Live review: Panda Bear

Heaven, London Thursday, March 11

His stage name might be that of a fluffy, poorly evolved and undersexed creature, but Noah Lennox’s balls really must be the size of a rhino’s. Though their minds may be gallantly open tonight, Panda’s fans are ultimately here to lose themselves in the ecstatic fug of his ‘Merriweather Post Pavilion’-shaping album ‘Person Pitch’. A terrific re-run of The Beach Boys for a post-rave generation, it was so kaleidoscopic it sent anyone with synaesthesia into a tailspin. But, true to the spirit of his awkward and counter-instinctive power animal, he won’t be playing anything from that tonight. Well, aside from one song that no-one was much cared about anyway (the suitably titled ‘I’m Not’).

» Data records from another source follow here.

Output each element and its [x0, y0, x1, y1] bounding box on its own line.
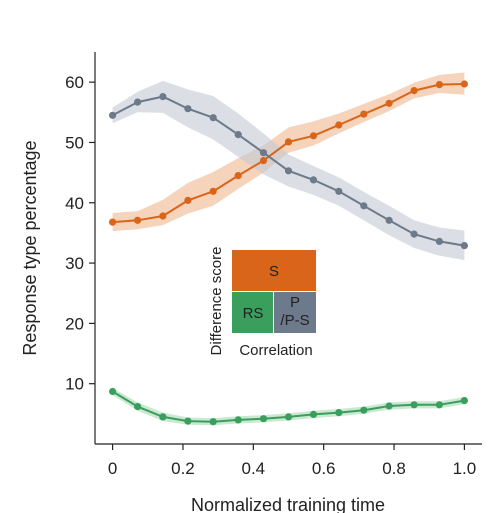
point-s: [159, 212, 167, 220]
x-tick-label: 1.0: [453, 459, 477, 478]
point-p-p-s: [134, 98, 142, 106]
point-s: [209, 187, 217, 195]
x-axis-title: Normalized training time: [191, 495, 385, 513]
x-tick-label: 0.6: [312, 459, 336, 478]
point-p-p-s: [335, 187, 343, 195]
point-rs: [109, 387, 117, 396]
x-tick-label: 0.4: [241, 459, 265, 478]
point-s: [259, 157, 268, 165]
point-s: [410, 87, 418, 95]
point-s: [184, 196, 192, 204]
y-ticks: 10 20 30 40 50 60: [65, 73, 95, 394]
point-rs: [360, 406, 368, 414]
point-s: [234, 172, 242, 180]
legend-label-rs: RS: [243, 305, 264, 322]
point-rs: [385, 402, 393, 410]
point-s: [385, 99, 393, 107]
y-tick-label: 40: [65, 194, 84, 213]
point-rs: [159, 413, 167, 421]
point-rs: [435, 401, 443, 409]
point-p-p-s: [360, 202, 368, 210]
point-s: [109, 218, 117, 226]
point-s: [134, 216, 142, 224]
y-tick-label: 30: [65, 254, 84, 273]
axes: 0 0.2 0.4 0.6 0.8 1.0 10 20 30 40 50 60: [65, 52, 482, 478]
x-ticks: 0 0.2 0.4 0.6 0.8 1.0: [108, 444, 476, 478]
point-p-p-s: [460, 242, 468, 250]
point-rs: [234, 416, 242, 424]
point-rs: [284, 413, 293, 421]
point-s: [335, 121, 343, 129]
point-p-p-s: [309, 176, 318, 184]
legend-label-p-line2: /P-S: [280, 312, 309, 329]
legend-cell-rs: [232, 292, 273, 333]
point-s: [284, 138, 293, 146]
point-s: [309, 132, 318, 140]
point-rs: [259, 415, 268, 423]
point-p-p-s: [284, 167, 293, 175]
point-p-p-s: [234, 131, 242, 139]
band-s: [112, 72, 465, 232]
legend-x-title: Correlation: [239, 342, 312, 359]
legend-label-s: S: [269, 263, 279, 280]
legend-label-p-line1: P: [290, 294, 300, 311]
point-rs: [134, 403, 142, 411]
legend-y-title: Difference score: [208, 247, 225, 356]
point-s: [435, 81, 443, 89]
point-p-p-s: [209, 114, 217, 122]
x-tick-label: 0: [108, 459, 117, 478]
y-tick-label: 50: [65, 133, 84, 152]
y-tick-label: 20: [65, 314, 84, 333]
point-s: [460, 80, 468, 88]
point-p-p-s: [435, 237, 443, 245]
point-s: [360, 110, 368, 118]
y-tick-label: 60: [65, 73, 84, 92]
legend-cell-p: [274, 292, 316, 333]
series-points: [109, 80, 468, 426]
point-p-p-s: [410, 230, 418, 238]
point-rs: [309, 410, 318, 418]
point-p-p-s: [259, 149, 268, 157]
point-p-p-s: [159, 93, 167, 101]
point-rs: [335, 409, 343, 417]
confidence-bands: [112, 72, 465, 426]
point-rs: [209, 418, 217, 426]
legend-inset: S RS P /P-S Difference score Correlation: [208, 247, 316, 359]
point-p-p-s: [109, 111, 117, 119]
legend-cell-s: [232, 250, 316, 291]
point-p-p-s: [385, 216, 393, 224]
y-axis-title: Response type percentage: [20, 140, 40, 355]
point-p-p-s: [184, 105, 192, 113]
point-rs: [460, 397, 468, 405]
x-tick-label: 0.2: [171, 459, 195, 478]
point-rs: [184, 417, 192, 425]
x-tick-label: 0.8: [382, 459, 406, 478]
y-tick-label: 10: [65, 375, 84, 394]
point-rs: [410, 401, 418, 409]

Gone are the days when kids would riot at gigs if bands had the temerity to try out a new barre chord, but still… To play a rare, massively anticipated date, fill it with new songs and moreover, to begin such a challenge with the brutally stark cold wave of ‘Drone’ (an icy two-note synth piece Lennox mostly yelps through), would give most performers the willies. At the very least they’d expect to lose sizeable chunks of their audience.

But this is a man whose solo debut, ‘Young Prayer’, was a devotional to his dead dad, featuring little more than a pained yowling. Lennox’s improvising ways with [a]Animal Collective[/a] have prepared us well for his method. It’s fine. However hard and bloody the beating, he always bears gifts, after all.

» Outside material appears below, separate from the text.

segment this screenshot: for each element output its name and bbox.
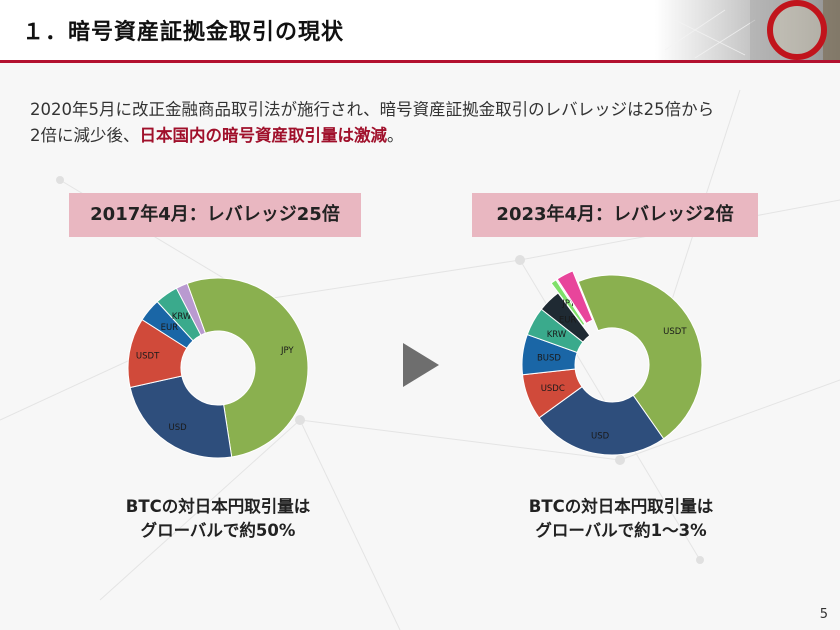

After ‘Drone’ comes the title track from upcoming album ‘Tomboy’. Helmed by an EBM beat and grunge guitar, it’s not pretty but, like the opener, it displays a new weapon: urgency. Everything tonight is tinted with this compelling aggression, from Aphex-like glitch to the jetplane intro of ‘Benfica’. It’s a refreshing antidote to his now much-copied woozy, washed-out sound.

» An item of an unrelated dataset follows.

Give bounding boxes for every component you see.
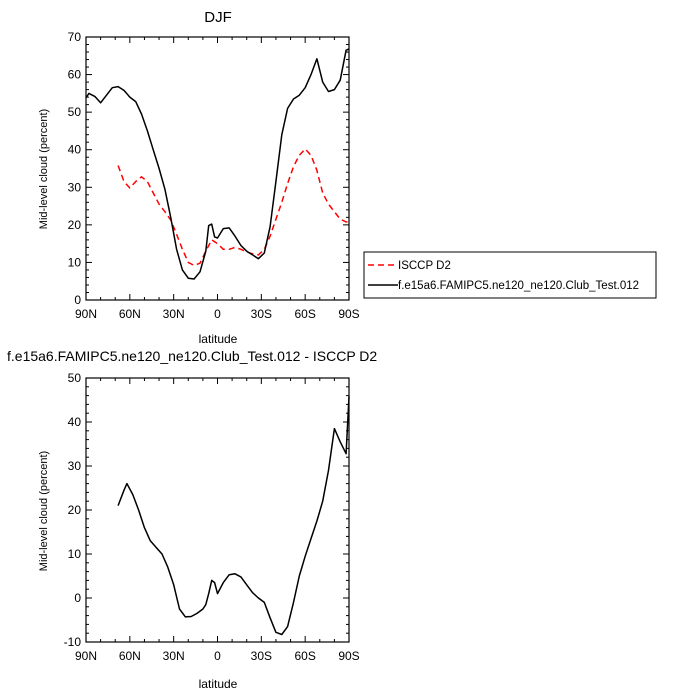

But even if he’s turning a huffy shoulder on the chillwave blog love-in of his stylistic descendents, Panda’s knack for squeezing colour from melody means we don’t have to wait long for his opening to grow into something sublime. ‘Surfers’ Hymn’ twinkles with looped electronics and juju guitar, ‘Last Night At The Jetty’ sees him turn into a leftfield Julie Andrews, while ‘Bullseye’, with its psychedelic G-funk groove, could be the catchiest thing he’s ever done. No fluffy-wuffy laurel-resting to be found here, then; this thrilling reacquaintance proves that Panda Bear takes to this evolving lark better than you might think.